Most significantly, the new proposed rule proposes that Health and Humans Services (HHS) will review the adequacy of Qualified Health Plan provider networks for plans in the federal health insurance exchange, except in states where the network adequacy rules are at least as stringent as the federal rules. Those reviews will be based on three types of network adequacy standards:

  1. Time and Distance Standards

The goal of the time and distance standards is to make networks more robust, comprehensive, and responsive to enrollees’ needs. Though modeled after the Medicare Advantage network adequacy standards, the QHP standards include additional provider specialties. Overall, HHS proposes time and distance standards for 34 different individual provider specialties and 11 facility specialties. The department also proposes that the standards would be calculated at a county level and each county would be designated with a specific type based on its population and density. Those designations match Medicare Advantage designations — Large Metro, Metro, Micro, Rural, or Counties with Extreme Access Considerations (CEAC) and standards adjusted based on those designations. CMS released the actual time and distance parameters that QHPs need to meet in the 2023 Draft Letter to Issuers.  We’ve provided the standards below.

 

      Maximum Time and Distance Network Adequacy Standards

Network Adequacy Maximum Time and Distance Standards for Facility Specialty Types

Plans that fail to meet time and distance standards would be able to submit justification for any variances.
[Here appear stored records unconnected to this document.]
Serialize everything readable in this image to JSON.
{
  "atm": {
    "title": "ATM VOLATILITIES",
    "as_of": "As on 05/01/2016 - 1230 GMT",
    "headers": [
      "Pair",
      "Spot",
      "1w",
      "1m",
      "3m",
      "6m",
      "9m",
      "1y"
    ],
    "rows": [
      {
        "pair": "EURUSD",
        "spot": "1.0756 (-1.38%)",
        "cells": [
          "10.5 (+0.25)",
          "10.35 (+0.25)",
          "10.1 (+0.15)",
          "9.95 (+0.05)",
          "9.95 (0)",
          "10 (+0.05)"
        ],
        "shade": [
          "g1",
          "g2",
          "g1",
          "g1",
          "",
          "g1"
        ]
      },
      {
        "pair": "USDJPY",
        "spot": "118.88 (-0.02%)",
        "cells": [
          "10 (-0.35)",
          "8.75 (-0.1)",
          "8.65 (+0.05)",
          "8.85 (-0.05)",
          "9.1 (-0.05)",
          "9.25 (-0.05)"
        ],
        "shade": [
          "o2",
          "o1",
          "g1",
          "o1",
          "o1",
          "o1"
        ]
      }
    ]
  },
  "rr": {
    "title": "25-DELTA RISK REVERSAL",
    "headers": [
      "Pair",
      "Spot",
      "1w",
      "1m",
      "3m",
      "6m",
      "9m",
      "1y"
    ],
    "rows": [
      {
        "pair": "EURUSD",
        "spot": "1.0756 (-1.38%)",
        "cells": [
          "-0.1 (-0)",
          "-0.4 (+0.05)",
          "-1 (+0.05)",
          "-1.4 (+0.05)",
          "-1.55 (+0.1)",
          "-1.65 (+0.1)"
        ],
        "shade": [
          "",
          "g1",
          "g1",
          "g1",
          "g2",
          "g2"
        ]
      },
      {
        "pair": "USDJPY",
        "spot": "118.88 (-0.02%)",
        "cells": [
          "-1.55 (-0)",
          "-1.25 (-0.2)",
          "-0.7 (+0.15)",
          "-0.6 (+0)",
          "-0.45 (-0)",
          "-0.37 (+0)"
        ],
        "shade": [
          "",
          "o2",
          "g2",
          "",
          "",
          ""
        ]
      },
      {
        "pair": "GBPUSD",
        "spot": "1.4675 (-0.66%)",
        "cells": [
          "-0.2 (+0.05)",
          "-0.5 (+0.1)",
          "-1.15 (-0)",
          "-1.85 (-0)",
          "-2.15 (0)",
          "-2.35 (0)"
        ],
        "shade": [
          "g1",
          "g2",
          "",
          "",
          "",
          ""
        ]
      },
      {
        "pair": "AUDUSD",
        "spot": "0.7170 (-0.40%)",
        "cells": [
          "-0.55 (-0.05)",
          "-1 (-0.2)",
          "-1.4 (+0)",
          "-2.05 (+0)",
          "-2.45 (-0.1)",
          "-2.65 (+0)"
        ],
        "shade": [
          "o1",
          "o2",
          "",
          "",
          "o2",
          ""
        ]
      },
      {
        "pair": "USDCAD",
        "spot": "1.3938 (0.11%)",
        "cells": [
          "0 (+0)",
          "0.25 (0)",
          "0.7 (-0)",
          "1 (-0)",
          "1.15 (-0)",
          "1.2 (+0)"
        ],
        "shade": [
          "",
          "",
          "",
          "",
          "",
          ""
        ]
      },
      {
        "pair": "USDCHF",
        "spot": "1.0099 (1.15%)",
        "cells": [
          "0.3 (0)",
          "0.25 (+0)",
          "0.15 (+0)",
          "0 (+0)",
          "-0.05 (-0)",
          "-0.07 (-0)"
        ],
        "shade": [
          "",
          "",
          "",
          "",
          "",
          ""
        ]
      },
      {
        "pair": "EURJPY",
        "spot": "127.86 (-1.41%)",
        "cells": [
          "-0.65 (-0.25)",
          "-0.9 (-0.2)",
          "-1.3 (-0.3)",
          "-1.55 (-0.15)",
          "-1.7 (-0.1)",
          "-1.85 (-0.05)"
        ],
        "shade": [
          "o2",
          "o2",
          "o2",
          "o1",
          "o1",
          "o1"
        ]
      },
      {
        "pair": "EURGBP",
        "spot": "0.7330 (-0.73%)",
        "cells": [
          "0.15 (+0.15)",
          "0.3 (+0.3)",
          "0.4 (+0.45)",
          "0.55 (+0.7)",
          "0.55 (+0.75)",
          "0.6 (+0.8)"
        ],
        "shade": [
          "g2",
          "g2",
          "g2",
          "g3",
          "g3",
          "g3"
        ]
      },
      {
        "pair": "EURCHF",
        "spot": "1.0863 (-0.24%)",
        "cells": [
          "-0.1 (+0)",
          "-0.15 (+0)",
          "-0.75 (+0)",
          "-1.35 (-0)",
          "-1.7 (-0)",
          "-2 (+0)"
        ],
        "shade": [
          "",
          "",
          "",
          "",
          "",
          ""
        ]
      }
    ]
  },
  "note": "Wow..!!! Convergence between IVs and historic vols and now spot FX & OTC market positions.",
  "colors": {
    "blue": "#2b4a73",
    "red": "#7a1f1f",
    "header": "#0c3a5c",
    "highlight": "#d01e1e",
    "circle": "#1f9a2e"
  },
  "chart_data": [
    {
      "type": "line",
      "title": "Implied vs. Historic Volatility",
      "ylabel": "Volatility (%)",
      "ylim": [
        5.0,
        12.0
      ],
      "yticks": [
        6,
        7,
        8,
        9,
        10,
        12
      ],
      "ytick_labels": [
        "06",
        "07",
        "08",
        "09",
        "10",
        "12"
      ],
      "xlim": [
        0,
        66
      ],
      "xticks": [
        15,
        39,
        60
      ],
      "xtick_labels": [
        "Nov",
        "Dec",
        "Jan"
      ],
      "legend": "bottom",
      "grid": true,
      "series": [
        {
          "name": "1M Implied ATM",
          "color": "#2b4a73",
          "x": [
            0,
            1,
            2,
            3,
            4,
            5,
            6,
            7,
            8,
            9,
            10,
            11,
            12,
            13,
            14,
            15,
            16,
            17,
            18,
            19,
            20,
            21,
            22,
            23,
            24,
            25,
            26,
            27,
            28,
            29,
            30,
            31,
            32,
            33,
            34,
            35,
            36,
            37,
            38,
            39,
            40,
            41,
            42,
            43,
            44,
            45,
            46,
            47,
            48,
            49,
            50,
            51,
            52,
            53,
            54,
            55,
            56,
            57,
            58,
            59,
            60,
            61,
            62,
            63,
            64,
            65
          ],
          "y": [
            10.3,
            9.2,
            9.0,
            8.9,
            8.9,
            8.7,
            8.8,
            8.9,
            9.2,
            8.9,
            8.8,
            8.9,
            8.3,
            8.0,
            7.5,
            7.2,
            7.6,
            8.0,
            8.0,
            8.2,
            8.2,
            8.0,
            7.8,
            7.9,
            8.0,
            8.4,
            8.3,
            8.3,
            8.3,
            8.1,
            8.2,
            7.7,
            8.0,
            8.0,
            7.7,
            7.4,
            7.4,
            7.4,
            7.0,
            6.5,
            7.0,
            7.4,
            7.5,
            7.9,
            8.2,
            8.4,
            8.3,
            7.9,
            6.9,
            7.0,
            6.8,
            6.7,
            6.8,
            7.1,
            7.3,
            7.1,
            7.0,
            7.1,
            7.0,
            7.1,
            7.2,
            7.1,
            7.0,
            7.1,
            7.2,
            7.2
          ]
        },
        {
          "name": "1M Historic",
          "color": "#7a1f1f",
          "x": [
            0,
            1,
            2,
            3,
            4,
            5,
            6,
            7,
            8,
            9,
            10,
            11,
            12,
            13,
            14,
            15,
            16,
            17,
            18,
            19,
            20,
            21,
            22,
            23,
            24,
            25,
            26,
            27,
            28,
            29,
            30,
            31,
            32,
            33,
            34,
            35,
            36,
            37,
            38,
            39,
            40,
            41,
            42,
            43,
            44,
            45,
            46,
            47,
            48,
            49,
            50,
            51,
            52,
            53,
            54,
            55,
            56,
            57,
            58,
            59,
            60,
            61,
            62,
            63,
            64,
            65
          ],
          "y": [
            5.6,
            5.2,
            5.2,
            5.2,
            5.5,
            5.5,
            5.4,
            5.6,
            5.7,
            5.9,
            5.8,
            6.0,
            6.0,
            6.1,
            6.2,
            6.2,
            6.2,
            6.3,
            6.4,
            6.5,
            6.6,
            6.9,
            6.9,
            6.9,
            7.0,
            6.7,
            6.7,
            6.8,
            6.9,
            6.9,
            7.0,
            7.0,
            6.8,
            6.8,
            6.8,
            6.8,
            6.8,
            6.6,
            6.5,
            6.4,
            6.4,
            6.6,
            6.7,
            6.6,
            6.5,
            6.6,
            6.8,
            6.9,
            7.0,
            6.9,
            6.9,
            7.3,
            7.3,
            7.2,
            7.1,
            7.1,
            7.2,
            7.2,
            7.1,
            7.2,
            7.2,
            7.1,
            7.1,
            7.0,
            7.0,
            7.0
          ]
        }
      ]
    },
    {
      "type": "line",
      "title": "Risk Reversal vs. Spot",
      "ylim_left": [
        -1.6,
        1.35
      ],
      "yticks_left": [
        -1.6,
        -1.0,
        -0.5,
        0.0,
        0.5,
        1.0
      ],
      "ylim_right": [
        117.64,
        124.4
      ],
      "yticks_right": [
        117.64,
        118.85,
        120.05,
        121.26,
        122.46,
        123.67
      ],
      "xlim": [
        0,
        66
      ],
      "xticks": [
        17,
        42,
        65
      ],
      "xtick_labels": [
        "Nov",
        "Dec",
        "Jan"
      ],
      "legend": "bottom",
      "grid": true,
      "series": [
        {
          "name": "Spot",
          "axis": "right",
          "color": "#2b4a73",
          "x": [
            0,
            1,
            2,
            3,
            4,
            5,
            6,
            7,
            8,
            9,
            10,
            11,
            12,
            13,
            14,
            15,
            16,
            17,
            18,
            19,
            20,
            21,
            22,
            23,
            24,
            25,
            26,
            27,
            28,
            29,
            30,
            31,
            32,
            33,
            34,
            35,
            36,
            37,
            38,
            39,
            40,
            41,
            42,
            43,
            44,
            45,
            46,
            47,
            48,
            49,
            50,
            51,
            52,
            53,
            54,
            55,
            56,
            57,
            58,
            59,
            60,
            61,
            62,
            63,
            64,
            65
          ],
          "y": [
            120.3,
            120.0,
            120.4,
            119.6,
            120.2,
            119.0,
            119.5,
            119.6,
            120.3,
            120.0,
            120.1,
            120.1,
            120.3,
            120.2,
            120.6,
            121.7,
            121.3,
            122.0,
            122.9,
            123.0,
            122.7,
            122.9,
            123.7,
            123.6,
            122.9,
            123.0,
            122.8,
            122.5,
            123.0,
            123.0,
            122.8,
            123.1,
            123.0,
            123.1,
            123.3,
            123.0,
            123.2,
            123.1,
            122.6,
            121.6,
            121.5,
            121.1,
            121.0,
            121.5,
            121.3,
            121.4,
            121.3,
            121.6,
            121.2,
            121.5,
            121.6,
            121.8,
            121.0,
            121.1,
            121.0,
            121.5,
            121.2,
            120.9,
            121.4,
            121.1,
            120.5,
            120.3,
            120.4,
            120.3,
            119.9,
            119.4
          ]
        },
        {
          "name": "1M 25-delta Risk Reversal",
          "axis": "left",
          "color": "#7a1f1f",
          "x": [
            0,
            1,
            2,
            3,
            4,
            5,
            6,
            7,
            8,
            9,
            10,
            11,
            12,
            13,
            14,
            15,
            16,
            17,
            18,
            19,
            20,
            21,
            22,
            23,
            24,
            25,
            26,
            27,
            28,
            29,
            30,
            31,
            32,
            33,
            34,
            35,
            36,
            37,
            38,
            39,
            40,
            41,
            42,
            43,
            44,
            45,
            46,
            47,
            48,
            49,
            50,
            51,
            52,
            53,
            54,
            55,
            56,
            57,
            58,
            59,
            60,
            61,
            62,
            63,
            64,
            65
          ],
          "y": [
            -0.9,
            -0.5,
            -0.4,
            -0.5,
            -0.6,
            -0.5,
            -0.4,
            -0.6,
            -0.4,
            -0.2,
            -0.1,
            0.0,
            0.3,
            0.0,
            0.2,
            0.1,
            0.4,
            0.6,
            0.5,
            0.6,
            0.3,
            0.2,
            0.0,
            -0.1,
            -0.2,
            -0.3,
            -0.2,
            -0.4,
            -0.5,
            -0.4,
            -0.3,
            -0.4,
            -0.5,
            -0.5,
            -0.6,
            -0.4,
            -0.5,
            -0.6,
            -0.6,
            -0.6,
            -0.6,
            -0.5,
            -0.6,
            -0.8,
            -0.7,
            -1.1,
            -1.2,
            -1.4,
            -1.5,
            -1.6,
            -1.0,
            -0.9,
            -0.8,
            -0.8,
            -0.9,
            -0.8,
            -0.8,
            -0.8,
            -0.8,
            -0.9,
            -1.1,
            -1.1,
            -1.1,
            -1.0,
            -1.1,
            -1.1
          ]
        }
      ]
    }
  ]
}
  1. Appointment Wait Time Standards

Much like time and distance standards, the appointment wait time standards create categories under which appointment wait times would be measured. In this case, measurement occurs through three provider specialty categories: Behavioral Health Services, Primary Care (Routine), and Specialty Care (Non-Urgent). Like the time and distance standards, CMS released the specific appointment wait time standards in the 2023 Draft Letter to Issuers. We’ve provided the standards below. HHS proposes monitoring wait times through compliance reviews conducted after access to care complaints and through random sampling.

 

  1. Tiered Network Standards

HHS also provided guidance for plans that have tiered networks. Those plans can satisfy the network adequacy requirements with providers contracted within the network that have the lowest cost-sharing costs. For example, some plans have preferred and participating providers, where the cost share is lower for preferred providers. Only preferred providers would count toward network adequacy standards.

Telehealth

Though no standards will be set, HHS would also like all certified QHPs to submit information about whether network providers offer telehealth services. Initially, the data will be used only for informational purposes but could be incorporated into standards in the future.

These proposed rules, which would first apply to plans in the 2023 plan year, are under comment until 5 p.m. on January 27, 2022. HHS considers those comments and then issues final rules codifying the proposed rules.